There was a crash from the lobby, and the sound of more breaking glass. The drone had abandoned its efforts to make a flying entrance and was safely on the ground. It was now smashing a new entranceway into the building.
“We need to move,” I said. “Can you stand?”
“I think so.” He started to rise, then looked around anxiously. “Where’s the dog?
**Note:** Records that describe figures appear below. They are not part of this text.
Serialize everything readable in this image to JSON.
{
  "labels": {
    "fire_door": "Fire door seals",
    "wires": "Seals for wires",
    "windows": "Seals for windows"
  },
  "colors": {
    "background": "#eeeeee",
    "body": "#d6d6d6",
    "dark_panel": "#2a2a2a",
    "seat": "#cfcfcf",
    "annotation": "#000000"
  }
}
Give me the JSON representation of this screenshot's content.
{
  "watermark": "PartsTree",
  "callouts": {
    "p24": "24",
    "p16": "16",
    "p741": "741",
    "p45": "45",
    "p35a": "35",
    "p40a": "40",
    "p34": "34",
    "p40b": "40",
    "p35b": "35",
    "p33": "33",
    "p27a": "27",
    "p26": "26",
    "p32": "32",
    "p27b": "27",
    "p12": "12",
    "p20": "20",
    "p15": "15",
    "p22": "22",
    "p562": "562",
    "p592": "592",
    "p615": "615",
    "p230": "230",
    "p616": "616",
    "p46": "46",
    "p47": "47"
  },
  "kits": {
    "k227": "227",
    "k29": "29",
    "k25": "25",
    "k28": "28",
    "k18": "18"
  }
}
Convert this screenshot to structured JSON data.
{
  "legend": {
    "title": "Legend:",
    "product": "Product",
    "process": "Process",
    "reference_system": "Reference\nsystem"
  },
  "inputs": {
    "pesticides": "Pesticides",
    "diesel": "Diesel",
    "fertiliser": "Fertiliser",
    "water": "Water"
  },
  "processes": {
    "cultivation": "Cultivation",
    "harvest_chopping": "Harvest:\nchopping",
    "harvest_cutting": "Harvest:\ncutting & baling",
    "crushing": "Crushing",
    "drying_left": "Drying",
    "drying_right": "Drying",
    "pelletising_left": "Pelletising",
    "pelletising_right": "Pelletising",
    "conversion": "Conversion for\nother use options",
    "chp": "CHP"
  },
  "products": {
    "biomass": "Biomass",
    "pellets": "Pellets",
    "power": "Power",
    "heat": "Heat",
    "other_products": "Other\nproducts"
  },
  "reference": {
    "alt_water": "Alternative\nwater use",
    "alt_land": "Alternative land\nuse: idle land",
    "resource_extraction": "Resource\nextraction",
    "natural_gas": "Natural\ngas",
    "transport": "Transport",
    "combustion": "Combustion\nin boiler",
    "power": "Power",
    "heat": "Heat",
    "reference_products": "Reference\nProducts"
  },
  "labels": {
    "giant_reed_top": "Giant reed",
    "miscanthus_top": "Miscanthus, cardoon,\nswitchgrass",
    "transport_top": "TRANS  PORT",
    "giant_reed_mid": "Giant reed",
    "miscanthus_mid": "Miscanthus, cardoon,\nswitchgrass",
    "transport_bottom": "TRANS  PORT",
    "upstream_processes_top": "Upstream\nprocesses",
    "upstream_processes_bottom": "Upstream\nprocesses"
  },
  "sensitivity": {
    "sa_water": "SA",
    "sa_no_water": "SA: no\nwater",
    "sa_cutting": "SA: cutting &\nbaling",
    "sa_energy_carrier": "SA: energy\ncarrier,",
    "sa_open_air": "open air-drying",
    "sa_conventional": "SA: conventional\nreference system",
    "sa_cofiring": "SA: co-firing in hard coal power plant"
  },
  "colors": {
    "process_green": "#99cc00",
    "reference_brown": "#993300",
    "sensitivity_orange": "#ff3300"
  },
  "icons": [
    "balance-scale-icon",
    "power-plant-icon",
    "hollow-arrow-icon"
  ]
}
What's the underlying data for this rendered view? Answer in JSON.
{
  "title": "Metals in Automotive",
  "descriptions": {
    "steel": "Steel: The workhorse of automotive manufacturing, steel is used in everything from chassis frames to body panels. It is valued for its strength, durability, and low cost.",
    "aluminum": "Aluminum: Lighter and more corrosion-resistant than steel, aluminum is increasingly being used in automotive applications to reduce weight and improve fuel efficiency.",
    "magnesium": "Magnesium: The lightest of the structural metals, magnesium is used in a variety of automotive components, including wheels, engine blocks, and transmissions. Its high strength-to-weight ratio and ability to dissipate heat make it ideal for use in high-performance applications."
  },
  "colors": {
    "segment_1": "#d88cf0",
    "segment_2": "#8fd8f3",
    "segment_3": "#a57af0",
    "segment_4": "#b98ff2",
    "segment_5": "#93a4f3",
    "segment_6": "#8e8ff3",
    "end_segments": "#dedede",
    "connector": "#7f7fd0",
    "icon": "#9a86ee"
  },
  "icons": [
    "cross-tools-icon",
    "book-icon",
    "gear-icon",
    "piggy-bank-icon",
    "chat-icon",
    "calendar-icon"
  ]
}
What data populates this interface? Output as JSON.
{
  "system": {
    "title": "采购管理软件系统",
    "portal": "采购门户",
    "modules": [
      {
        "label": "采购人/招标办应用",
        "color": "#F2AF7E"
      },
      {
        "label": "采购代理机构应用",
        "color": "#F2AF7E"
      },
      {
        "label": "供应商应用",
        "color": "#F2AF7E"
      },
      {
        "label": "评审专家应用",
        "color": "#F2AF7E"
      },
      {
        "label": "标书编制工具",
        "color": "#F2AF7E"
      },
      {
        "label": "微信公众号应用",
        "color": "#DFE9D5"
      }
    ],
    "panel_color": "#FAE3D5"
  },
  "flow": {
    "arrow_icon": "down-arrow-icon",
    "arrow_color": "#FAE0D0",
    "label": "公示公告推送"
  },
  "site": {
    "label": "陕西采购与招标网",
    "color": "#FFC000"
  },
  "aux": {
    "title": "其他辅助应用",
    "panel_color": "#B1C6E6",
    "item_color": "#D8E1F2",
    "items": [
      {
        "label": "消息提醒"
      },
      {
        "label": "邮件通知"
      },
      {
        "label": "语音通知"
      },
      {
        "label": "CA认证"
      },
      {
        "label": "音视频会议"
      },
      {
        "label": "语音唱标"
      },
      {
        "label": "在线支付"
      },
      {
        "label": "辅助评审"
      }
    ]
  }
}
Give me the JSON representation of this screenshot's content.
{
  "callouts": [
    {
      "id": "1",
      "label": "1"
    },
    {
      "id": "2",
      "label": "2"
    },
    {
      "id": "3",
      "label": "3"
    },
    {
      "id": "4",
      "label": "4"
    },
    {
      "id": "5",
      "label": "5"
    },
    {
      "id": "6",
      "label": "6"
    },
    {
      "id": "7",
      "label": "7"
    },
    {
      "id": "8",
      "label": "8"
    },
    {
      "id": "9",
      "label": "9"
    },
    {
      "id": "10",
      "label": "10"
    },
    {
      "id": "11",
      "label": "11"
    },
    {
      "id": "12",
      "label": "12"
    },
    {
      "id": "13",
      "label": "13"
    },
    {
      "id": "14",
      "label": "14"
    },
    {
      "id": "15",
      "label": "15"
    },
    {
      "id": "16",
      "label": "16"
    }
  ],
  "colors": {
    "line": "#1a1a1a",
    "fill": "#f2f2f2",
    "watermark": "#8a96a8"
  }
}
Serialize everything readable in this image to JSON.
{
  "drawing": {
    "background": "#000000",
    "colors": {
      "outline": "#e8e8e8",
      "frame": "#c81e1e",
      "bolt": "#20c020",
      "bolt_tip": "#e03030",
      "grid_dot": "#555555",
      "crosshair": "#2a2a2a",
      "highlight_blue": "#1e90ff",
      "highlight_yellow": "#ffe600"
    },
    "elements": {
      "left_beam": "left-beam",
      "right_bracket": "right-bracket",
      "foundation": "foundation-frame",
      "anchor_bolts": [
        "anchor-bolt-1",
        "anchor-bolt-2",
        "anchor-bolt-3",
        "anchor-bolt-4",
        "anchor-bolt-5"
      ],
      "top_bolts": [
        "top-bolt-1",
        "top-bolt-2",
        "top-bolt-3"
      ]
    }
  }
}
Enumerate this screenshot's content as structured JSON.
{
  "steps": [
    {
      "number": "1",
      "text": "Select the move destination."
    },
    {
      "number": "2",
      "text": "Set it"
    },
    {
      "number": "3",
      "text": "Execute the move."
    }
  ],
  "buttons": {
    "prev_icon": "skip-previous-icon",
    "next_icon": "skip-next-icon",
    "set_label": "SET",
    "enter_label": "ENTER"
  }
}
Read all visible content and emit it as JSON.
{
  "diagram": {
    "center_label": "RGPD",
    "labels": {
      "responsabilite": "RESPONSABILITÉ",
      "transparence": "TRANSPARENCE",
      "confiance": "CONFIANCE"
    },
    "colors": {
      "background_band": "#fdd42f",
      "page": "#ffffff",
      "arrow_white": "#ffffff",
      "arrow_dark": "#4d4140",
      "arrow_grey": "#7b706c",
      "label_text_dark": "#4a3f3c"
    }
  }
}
Did I drop her?” he asked, concern in his voice.
“She’s here. She’s fine.” Croaker was only a few feet away, almost entirely concealed in the shadows. She was moving ahead down the corridor and kept looking back, impatient for us to follow. When I was sure Black Winter could stand on his own, I scooped her up. Together, the three of us made our way deeper into the Continental.